There were individuals he’d encountered, too, who were cheerfully ignorant of the life and works of Brahms, who seemed oblivious to the most fascinating interludes in the history of public administration, and who would, even in the best light, with the most powerful binoculars, have been unable to distinguish a female White-winged Triller from a female Cicada Bird.

He recalled long-standing colleagues who’d acquired no grasp of filing essentials and no familiarity with the Records Management Framework, let alone an understanding of the document security classification guidelines or the secure material storage instructions.

Indeed, it seemed to him that the concerns and pastimes of other people were so often, so comprehensively and incomprehensibly different to his own, that he and Mecklenburg were unlikely to be in possession of precisely the same facts about ... anything.

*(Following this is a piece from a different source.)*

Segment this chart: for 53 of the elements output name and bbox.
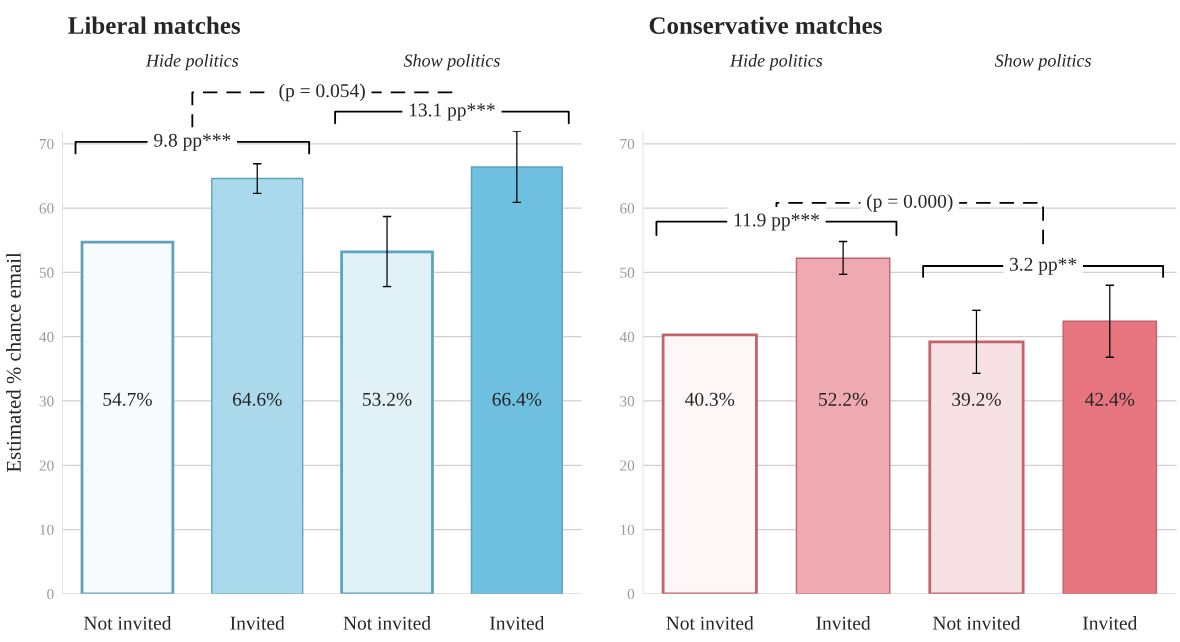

And what did he know, he asked himself, about his branch head’s upbringing, schooling, and extra-mural activities? There were likely to be, he consequently concluded, numerous things known to him that were not known to the other man … and vice versa.

He looked up. The branch head was staring at him as though he’d committed some mad, inexplicable act. Perhaps he’d spent too much time thinking about an appropriate response to the question which had been put to him. Perhaps, he thought to himself, he’d been over-complicating the matter.

“You must know something,” said Mecklenburg, getting up to refill his coffee mug from the drip filter machine.

This statement, by seeming to require Alan’s further consideration of his own store of knowledge, persuaded him that he’d been on the right path when thinking about the things he knew which others were unlikely to. It was, however, not an easy task to select a single fact or even an area of scholarship which encapsulated the most significant differences in what he and Mecklenburg were likely to have learned. And if he was only to nominate one “something” as representative of the differences in the knowledge the two of them had acquired during their four or so decades, what was it to be?

“Anything?” asked the branch head.

The idea of providing the first fact that came into his head – perhaps that actors had been banned, like gravediggers and ex-gladiators, from the Colosseum, owing to their low social status, or that George W McGill had invented the stapler or even that the Spotted Quail-thrush fans its tail in flight to reveal white tips – filled Alan with horror. Information of this sort wouldn’t or couldn’t be indicative or illustrative of the range of facts – arcane, recondite and esoteric, though some of them possibly were – he had acquired in the course of his years.

Yes, the problem was clearly one requiring more thought.

“So, nothing at all,” said the branch head.

“I probably need a little more time,” Alan at last replied.

“But you’re not refusing to tell me what you know?”

“Most certainly not, although it may take a while.”

“To tell?”

“To decide.”

“I see,” said Mecklenburg. “Do you think you’ll have made a decision by, I don’t know… tomorrow?”

“I’ll do my best,” said Alan.

“Time is of the essence.”

“Yes,” said Alan, even though he couldn’t see why.

“Then I’ll have Peaches organise for us to meet, again, in the afternoon.”

“Thank you for your patience,” Alan said.

“Meeting concluded,” said Miserable Mecklenburg turning to the coffee machine.

As Alan walked away, the question busying his synapses was one to do with timing: “Why, of all times, was it now that Miserable wanted to know what he (Alan) knew?” He could only suppose that, with redundancies in prospect, the time for leisurely enquiry had passed.